Future research could benefit from collaboration with experts from fields such as neuroscience, biology, and medicine, who can update the knowledge about disease mechanisms and biological processes. This knowledge can be introduced into the model structures or parameter settings and better capture the actual dynamic processes of pathological protein propagation. Moreover, the SIR and ESM models have drawn inspiration from ideas and methods in population-level epidemiology of infectious diseases. The fruitful research outcomes and ongoing advancements in the field of epidemiology will continue to offer valuable insights and methods for optimizing models of pathological protein propagation in neurodegenerative diseases.

Individualized simulation

For individualized measurements of real deposition or atrophy, PET measurements of pathological deposition can reflect the individual-level deposition location and severity of pathological proteins. However, since brain atrophy needs to be obtained by comparing with normal individuals, many previous studies have used between-group volume differences to measure real atrophy. To obtain individual-level measurements of real atrophy, researchers often use normative models to compare individual gray matter structural attributes with predefined populations, calculating the differences of gray matter structural attributes between the individual and normal population with equivalent attributes (age, gender, and education level) [63].
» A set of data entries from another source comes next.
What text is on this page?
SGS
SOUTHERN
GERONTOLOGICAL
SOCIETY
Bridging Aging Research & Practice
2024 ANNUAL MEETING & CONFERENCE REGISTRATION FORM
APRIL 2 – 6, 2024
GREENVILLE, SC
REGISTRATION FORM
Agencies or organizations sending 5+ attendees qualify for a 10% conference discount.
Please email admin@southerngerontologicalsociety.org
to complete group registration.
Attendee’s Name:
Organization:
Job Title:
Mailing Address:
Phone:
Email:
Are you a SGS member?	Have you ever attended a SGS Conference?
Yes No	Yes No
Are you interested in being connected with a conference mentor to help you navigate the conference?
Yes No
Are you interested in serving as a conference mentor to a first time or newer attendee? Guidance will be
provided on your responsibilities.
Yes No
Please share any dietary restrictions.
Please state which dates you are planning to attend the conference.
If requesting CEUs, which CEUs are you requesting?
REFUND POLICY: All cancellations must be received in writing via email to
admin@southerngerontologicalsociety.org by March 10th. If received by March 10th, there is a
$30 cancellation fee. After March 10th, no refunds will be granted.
However, the studies using individualized measurements of real atrophy or deposition typically employ group-level structural connectivity and vulnerability factors, which leads to a lack of individual specificity and may not meet the demands of clinical practice. To improve the clinical applicability of these models, future research could explore the impact of individual-level structural connectivity and vulnerability factors on simulation performance. The individual structural connectivity network obtained with current diffusion-weighted imaging, model reconstruction, and tracking technologies is feasible, and the robustness and stability of individual structural connectivity networks from previous research are generally adequate for simulation [7072]. It should be noted that the current propagation of pathological protein models typically uses structural connectivity data from normal subjects for propagation. Future research needs to compare the simulation performance using the structural connectivity in disease and normal states to determine if normal structural connectivity is necessary.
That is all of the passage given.